Atos’ talks with Czech billionaire Kretinsky collapse

By Thomson Reuters Feb 28, 2024 | 3:35 AM

By Mathieu Rosemain and Jason Hovet

PARIS/PRAGUE (Reuters) – Talks between Atos and Czech billionaire Daniel Kretinsky over the sale of its legacy operations have collapsed in yet another twist in a more than two-year-long saga at the French IT consulting firm.

The end of the negotiations represents the first major setback in France for Kretinsky, who made his fortune in the energy sector and made frontpage headlines following a string of high-stakes purchases in the country.

The end of talks is also a blow to Atos, as a sale of its Tech Foundations arm would have offloaded a string of loss-making operations at a time it is losing cash at fast pace and needs to refinance 4.7 billion-euros ($5.08 billion) in debt.

Atos and Kretinsky’s EPEI investment vehicle suffered no financial hit from ending the talks, Atos said. A spokesperson for Kretinsky declined to comment.

The talks soured after a change of chairman at Atos.

Atos’ new chairman Jean-Pierre Mustier, a former CEO at Italian bank UniCredit, decided to review the terms of the proposed deal with Kretinsky, soon after replacing Bertrand Meunier last October.


A source close to Kretinsky’s group said EPEI was “not ready to change the economic balance of the deal” and “didn’t want (the deal) under adjusted conditions.”

Mustier notably sought to extract more cash – more than 500 million euros – from the sale Tech Foundations, a source close to the matter said.

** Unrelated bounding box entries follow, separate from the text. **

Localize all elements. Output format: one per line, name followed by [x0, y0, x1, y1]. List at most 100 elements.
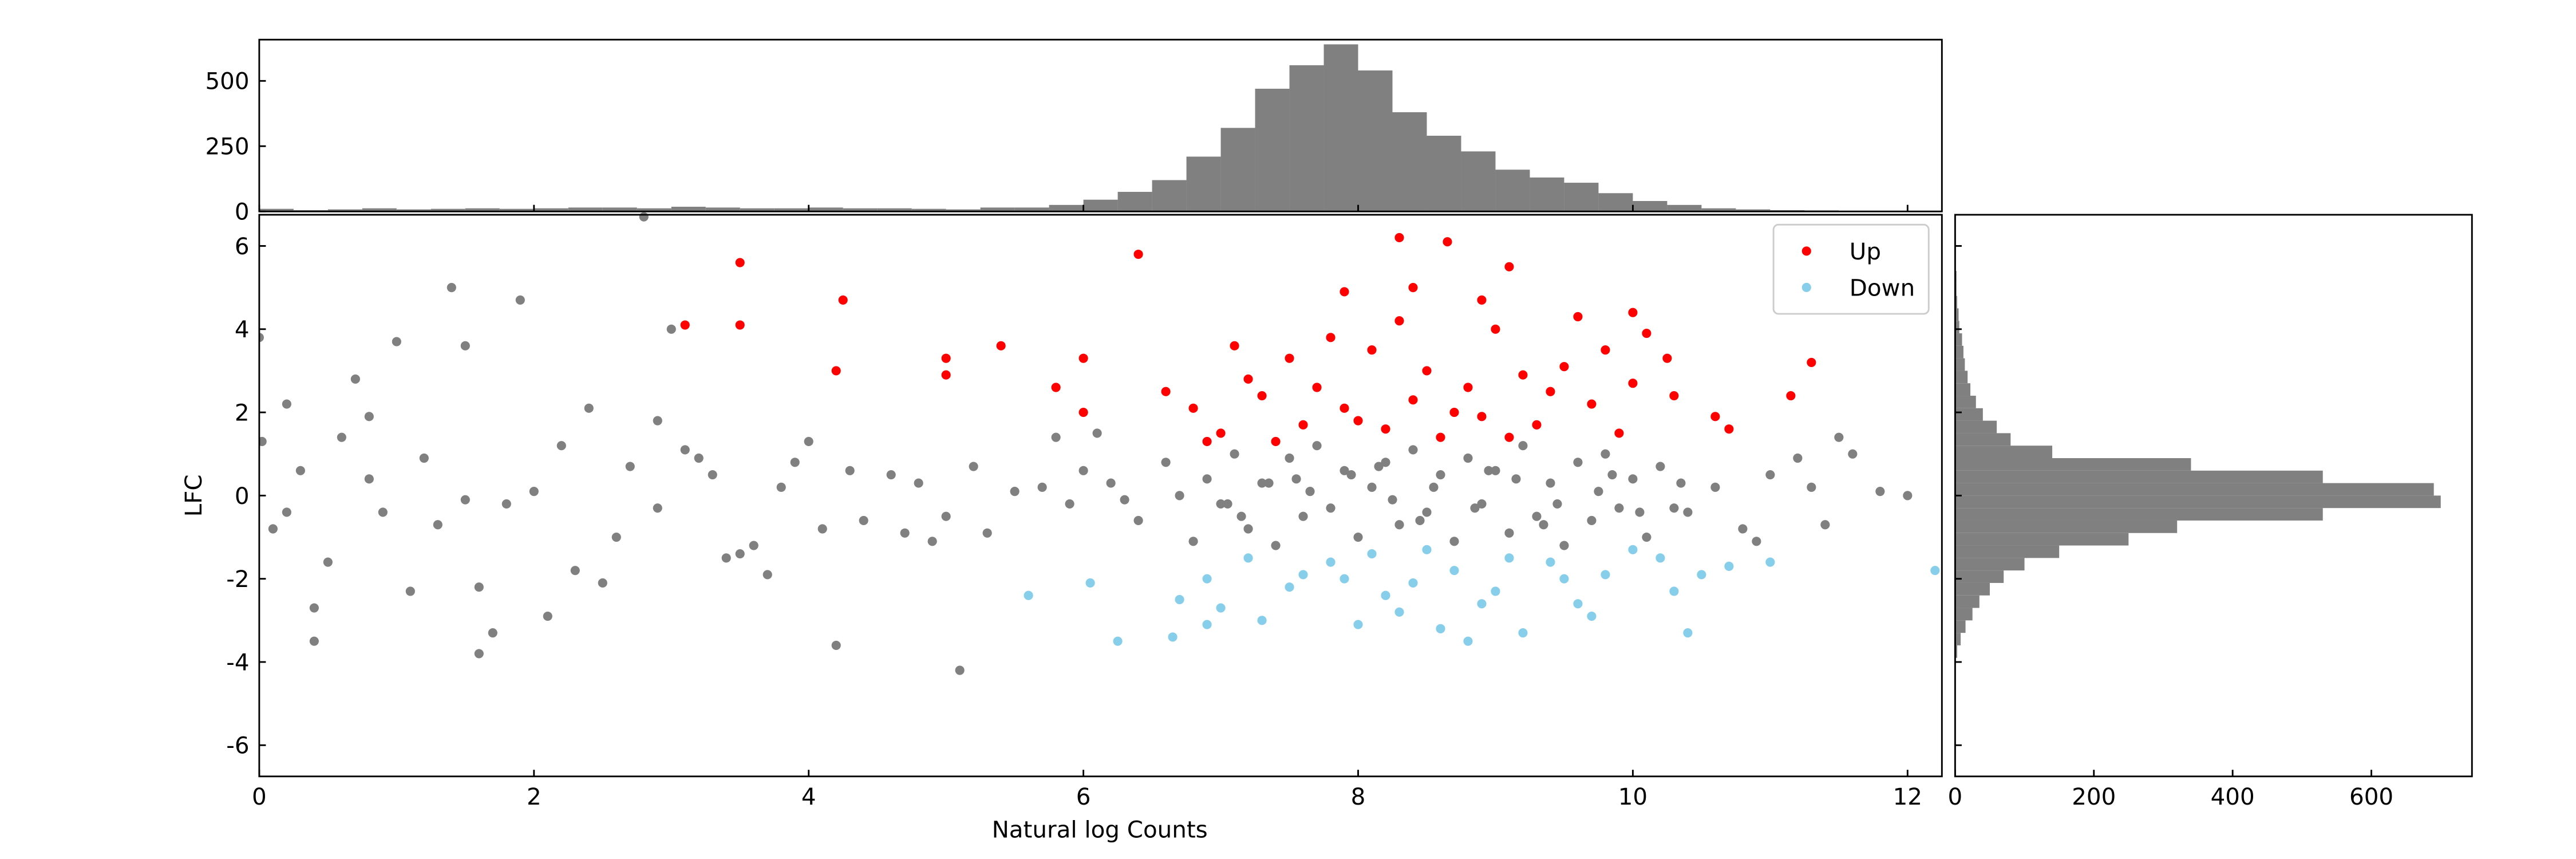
- point: [804, 436, 813, 447]
- point: [625, 462, 635, 471]
- point: [1607, 470, 1617, 480]
- hist-bar: [1358, 70, 1393, 212]
- point: [1628, 474, 1638, 484]
- point: [1807, 482, 1816, 492]
- point: [1491, 324, 1500, 334]
- hist-bar: [1955, 358, 1965, 371]
- point: [1264, 478, 1274, 488]
- hist-bar: [1955, 345, 1963, 358]
- point: [556, 441, 566, 451]
- point: [1257, 478, 1267, 488]
- point: [859, 515, 868, 526]
- hist-bar: [1955, 470, 2323, 483]
- point: [1628, 545, 1638, 554]
- hist-bar: [327, 209, 362, 212]
- point: [1635, 507, 1645, 517]
- panel-frame: [258, 38, 1943, 212]
- point: [309, 603, 319, 613]
- point: [996, 341, 1006, 350]
- hist-bar: [1955, 608, 1973, 621]
- point: [1875, 487, 1885, 497]
- hist-bar: [843, 208, 878, 212]
- x-tick-label: 400: [2211, 783, 2255, 810]
- hist-bar: [1633, 200, 1668, 212]
- hist-bar: [396, 209, 431, 212]
- hist-bar: [1955, 308, 1959, 321]
- hist-bar: [1220, 128, 1255, 212]
- point: [941, 353, 951, 363]
- point: [838, 295, 848, 305]
- hist-bar: [1255, 88, 1290, 212]
- point: [447, 283, 456, 293]
- point: [1559, 574, 1569, 584]
- hist-bar: [1564, 183, 1599, 212]
- point: [1793, 453, 1803, 463]
- point: [474, 649, 484, 659]
- point: [1656, 553, 1665, 563]
- hist-bar: [1955, 620, 1966, 633]
- point: [927, 537, 937, 546]
- point: [1078, 466, 1088, 475]
- point: [1271, 541, 1281, 550]
- point: [1271, 436, 1281, 447]
- hist-bar: [1955, 520, 2178, 533]
- point: [831, 366, 841, 376]
- hist-bar: [1117, 192, 1152, 212]
- point: [1470, 503, 1480, 513]
- point: [1381, 590, 1390, 600]
- point: [1518, 441, 1528, 451]
- point: [1587, 515, 1597, 526]
- point: [1601, 570, 1610, 580]
- point: [1422, 545, 1432, 554]
- hist-bar: [1955, 458, 2191, 471]
- x-tick-label: 4: [801, 783, 816, 810]
- hist-bar: [1289, 65, 1324, 212]
- point: [1436, 432, 1445, 442]
- point: [1175, 594, 1184, 605]
- point: [1477, 499, 1487, 509]
- hist-bar: [362, 208, 397, 212]
- point: [1408, 445, 1418, 455]
- point: [1216, 499, 1226, 509]
- x-axis-label: Natural log Counts: [992, 817, 1208, 844]
- point: [1353, 532, 1363, 542]
- point: [969, 462, 978, 471]
- point: [1422, 366, 1432, 376]
- y-tick-label: 0: [235, 483, 250, 510]
- point: [460, 341, 470, 350]
- point: [1532, 511, 1542, 521]
- point: [1628, 379, 1638, 388]
- point: [1484, 466, 1494, 475]
- hist-bar: [1152, 180, 1187, 212]
- point: [1710, 412, 1720, 421]
- point: [1724, 424, 1734, 434]
- point: [1765, 470, 1775, 480]
- point: [1367, 549, 1377, 559]
- point: [1628, 308, 1638, 317]
- point: [1594, 487, 1603, 497]
- hist-bar: [1955, 295, 1958, 309]
- y-axis-label: LFC: [180, 474, 207, 517]
- point: [1188, 403, 1198, 413]
- hist-bar: [1667, 204, 1702, 212]
- hist-bar: [1323, 44, 1358, 212]
- y-tick-label: -2: [226, 566, 249, 593]
- point: [1340, 403, 1349, 413]
- point: [1463, 636, 1473, 646]
- hist-bar: [1736, 209, 1771, 212]
- point: [1408, 578, 1418, 588]
- hist-bar: [740, 208, 775, 212]
- point: [1449, 408, 1459, 417]
- point: [1669, 586, 1679, 596]
- legend-box: [1772, 223, 1930, 315]
- point: [1463, 453, 1473, 463]
- point: [309, 636, 319, 646]
- point: [1642, 328, 1652, 338]
- point: [1834, 432, 1844, 442]
- point: [1243, 374, 1253, 384]
- point: [1065, 499, 1074, 509]
- point: [1394, 233, 1404, 243]
- point: [1518, 370, 1528, 380]
- point: [1078, 408, 1088, 417]
- hist-bar: [499, 208, 534, 212]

Under the initial plan announced last August, Kretinsky would have taken over the company for 100 million euros in cash and Atos would have transferred 1.9 billion euros of liabilities on its balance sheet to the new entity.

Atos had also planned to funnel hundreds of million of euros of working capital to Tech Foundations, a move that prompted the ire of several minority shareholders and criticism over the way the planned deal was laid out to the markets.

Home to assets deemed strategic by the French government, Atos’ woes have drawn the attention of French lawmakers and are the subject of hearings in the Senate.

Atos, a former member of France’s CAC 40 blue-chip index, has seen its share price plummet by 93% over the last two years after a string of setbacks that included a badly-received takeover plan for U.S. rival DXC in 2021, accounting issues at U.S. entities that were later resolved and burning through four CEOs.

Atos shares were down in early trading but reversed course in the morning and were up by about 0.38% at 0917 GMT.

Atos, which provided no update on parallel talks over the possible sale of its cybersecurity division BDS to planemaker Airbus, said it was postponing the release of its full-year earnings to March 20 from Feb. 29.

It said it needed more time to complete an audit of non-cash good will impairment charges.

Atos reported a free cash outflow of 1.08 billion euros in 2023, up from 187 million euros a year earlier, and annual sales of 10.7 billion euros.